Une amie me racontait un jour la décevante prestation sexuelle d'un amant. La première fois qu'elle et lui se sont rapprochés, ce fut comme une révélation et un élan naturel : bisou sur la bouche, câlins, tendresse et baise. Mais, la suivante fois, voilà que l'amant arrivant chez elle s'empresse de lui présenter sa queue en érection. Lui prend la tête avec les mains. Et lui fait faire une pipe. Ni bisous, ni tendresse, ni rien de tout ça. Juste Monsieur qui voulait utiliser la bouche de sa copine. Après ce comportement minable elle n'a plus voulu le revoir et a eu raison.

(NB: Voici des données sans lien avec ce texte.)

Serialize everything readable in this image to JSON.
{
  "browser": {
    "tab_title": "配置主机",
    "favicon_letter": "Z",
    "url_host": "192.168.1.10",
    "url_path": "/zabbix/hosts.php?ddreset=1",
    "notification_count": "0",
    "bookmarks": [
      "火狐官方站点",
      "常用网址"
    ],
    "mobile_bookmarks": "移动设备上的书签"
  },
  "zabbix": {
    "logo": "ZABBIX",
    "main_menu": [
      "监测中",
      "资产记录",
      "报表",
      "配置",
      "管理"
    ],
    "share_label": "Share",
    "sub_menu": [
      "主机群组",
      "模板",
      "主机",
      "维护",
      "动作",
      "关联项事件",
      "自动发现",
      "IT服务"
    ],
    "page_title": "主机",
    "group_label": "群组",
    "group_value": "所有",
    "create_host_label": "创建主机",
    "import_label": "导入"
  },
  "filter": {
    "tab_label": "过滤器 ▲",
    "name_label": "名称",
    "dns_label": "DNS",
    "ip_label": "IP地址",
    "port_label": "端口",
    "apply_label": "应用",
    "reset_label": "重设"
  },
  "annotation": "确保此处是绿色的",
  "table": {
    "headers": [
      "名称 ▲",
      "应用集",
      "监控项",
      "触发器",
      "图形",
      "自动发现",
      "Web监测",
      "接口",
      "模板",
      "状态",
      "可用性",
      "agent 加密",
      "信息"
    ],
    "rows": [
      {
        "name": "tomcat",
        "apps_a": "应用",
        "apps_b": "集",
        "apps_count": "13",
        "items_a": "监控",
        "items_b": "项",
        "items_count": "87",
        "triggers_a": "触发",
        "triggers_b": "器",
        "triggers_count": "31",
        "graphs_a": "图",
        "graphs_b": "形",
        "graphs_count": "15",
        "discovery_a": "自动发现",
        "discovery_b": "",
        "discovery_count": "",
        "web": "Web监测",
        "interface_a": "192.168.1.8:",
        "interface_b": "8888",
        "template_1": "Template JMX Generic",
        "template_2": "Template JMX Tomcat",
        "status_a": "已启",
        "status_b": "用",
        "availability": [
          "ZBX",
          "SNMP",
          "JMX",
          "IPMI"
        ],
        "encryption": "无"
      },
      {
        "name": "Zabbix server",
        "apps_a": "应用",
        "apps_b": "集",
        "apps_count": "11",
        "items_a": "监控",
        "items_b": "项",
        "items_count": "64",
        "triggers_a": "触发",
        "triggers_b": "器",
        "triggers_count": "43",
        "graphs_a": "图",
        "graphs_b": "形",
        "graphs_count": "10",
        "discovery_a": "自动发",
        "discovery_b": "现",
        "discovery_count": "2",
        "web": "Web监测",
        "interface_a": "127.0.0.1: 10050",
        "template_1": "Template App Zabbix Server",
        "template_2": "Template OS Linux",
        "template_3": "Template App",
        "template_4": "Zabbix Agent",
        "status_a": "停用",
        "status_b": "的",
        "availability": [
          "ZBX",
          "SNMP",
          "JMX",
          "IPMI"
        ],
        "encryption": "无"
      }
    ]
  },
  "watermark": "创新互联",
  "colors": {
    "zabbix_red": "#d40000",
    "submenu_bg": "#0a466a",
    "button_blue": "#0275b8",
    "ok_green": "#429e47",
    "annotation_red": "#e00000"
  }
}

Autre comportement nul d'un homme : celui-ci, jeune, retrouve au lit une jeune femme. Il la pénètre avec son pénis, remue dedans, éjacule. Puis se lève. Va prendre une douche. Met un slip, un short et un tee shirt. Et va s'asseoir devant son ordinateur pour regarder des conneries. Il ne manquait que quelques billets de 20 euros à sortir pour avoir l'apparence effective d'une passe avec une pute ! La jeune femme n'a pas voulu recommencer ce genre de rapports « amoureux ». Elle a eu raison.

Et vous savez quoi ? Le plus beau est que ce jeune homme au comportement sommaire et peu câlin était justement le fils de la dame dont je parlais juste avant de parler de lui. Ce jeune homme a témoigné de la plus grande nullité tactile jointe à l'obsession du trou et de sa petite jouissance en lieu et place d'une relation véritable. Mais quelle relation véritable envisager quand l'égoïsme masculin règne ?

Tant que les hommes dans leur grande masse ne rectifieront pas leur comportement sommaire et inepte avec les femmes, celles-ci seront amenées le plus souvent à leur refuser tous contacts physiques. Dont pourtant elles raffolent. Mais que les hommes le plus souvent sont incapables de leur donner. Car ils ne pensent qu'à leur queue. Et s'obstinent à ignorer la tendresse ravalée au rang de « préliminaires » à leur jouissance à eux.

Une revue française rapportait très récemment qu'une statistique indiquait qu'une majorité de femmes en France préfèrent un bon repas pris au restaurant à « une nuit d'amour » (lisez : un plan cul). Vue la très fréquente nullité masculine au lit, il n'y a vraiment pas de quoi s'étonner. Dans notre société, le plus souvent la relation faite de câlins est complètement sinistrée. J'ai connu une jeune femme dont aucun des nombreux amants ne s'était avisé à lui caresser les seins. Qu'elle avait très sensibles. Une autre qui n'avait jamais reçu de la part de ses amants de caresses sur son dos. Tous les hommes que ces deux femmes avaient connu ne pensaient qu'au trou. L'un d'entre eux avait même expliqué un jour que s'il bandait et ne faisait pas ensuite l'amour il ressentait de terribles souffrances. Avec un tel argument il était parvenu à convaincre sa partenaire de « passer à la casserole » pour l'aider à ne plus souffrir ! Que de ruses, de mensonges et d'efforts pour parvenir à cette petite chose qu'on appelle, bien souvent par antiphrase : « l'acte d'amour ». Que de tristes gesticulations préférées au fait d'ouvrir les yeux, se remettre en question. Avoir enfin l'ambition d'un rapport harmonieux et complémentaire avec la femme.

Il serait temps que l'homme comprenne que la femme existe pour elle-même et pas pour lui. Qu'elle rit, pense, pleure, aime et vit pleinement comme un être humain et pas comme un objet complémentaire de l'homme. Ce qui ne l'empêche pas d'avoir besoin de l'homme et réciproquement. Mais les hommes, bien souvent ne savent pas répondre au désir des femmes de les voir assumer leur tendresse. Ils ne savent ni en donner, ni en recevoir. Il faudra bien un jour qu'ils changent. Et acceptent pleinement d'être des hommes.